The purposes mentioned in Clauses (c), (f), (g) and (h) of Section 40(3) are the public utility services, and therefore the statutory vesting under Section 48A(1) of the lands earmarked for such purposes is automatic. It is axiomatic that salus populi suprema lex that regard be had to be public welfare, is the highest law. The respondent authorities have sought to exercise their powers under section 48A(3) read with section 68 and Rule 33 after following due process of law and after giving reasonable opportunity of hearing to the all concerned including the petitioners. Hence, it could not be said that the respondent no.2 Corporation has acted arbitrarily or without any authority of law while issuing impugned notices and passing the impugned orders. 12. The Court therefore does not find any substance in the petition.

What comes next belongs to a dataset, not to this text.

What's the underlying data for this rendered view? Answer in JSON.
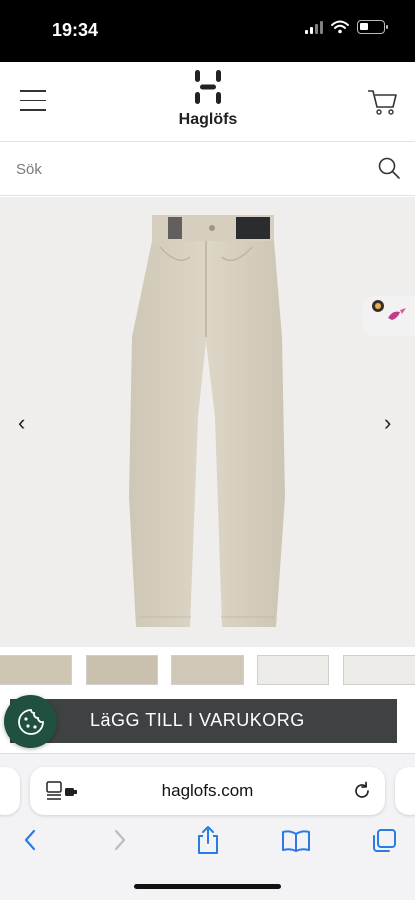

However, it is expected that the Town Planning Officer shall expedite the process of finalizing the Town Planning Scheme, and handover the vacant and peaceful possession of the final plots proposed to be allotted to the legal owners or occupiers as the case may be.” 5.3 So, from the above situation which is prevailing, the grievance voiced out by the petitioners is not possible to be acceded to by the Court. Hence, the contentions raised by learned advocate Mr. Patel are not of any assistance to the petitioners. Accordingly, the petition deserves to be dismissed. At this stage, the grievance raised by the petitioners is that they are singled out and other several affected persons have not been dealt with at all. In view of the submission of learned advocate Mr. Vyas on instructions that they have also been served with similar kind of notices and therefore, the point of discriminatory treatment is not available to the petitioners. Hence, in view of aforesaid circumstances which are prevailing on record and in view of the order passed at length, there is hardly any case made out by the petitioners to call for any interference. Hence, the petition is dismissed with no order as to the cost. 6. However, at this stage, the Court would like to observe that the authority shall see to it that the possession of the allotted final plot to the petitioners be made available at the earliest without any undue delay.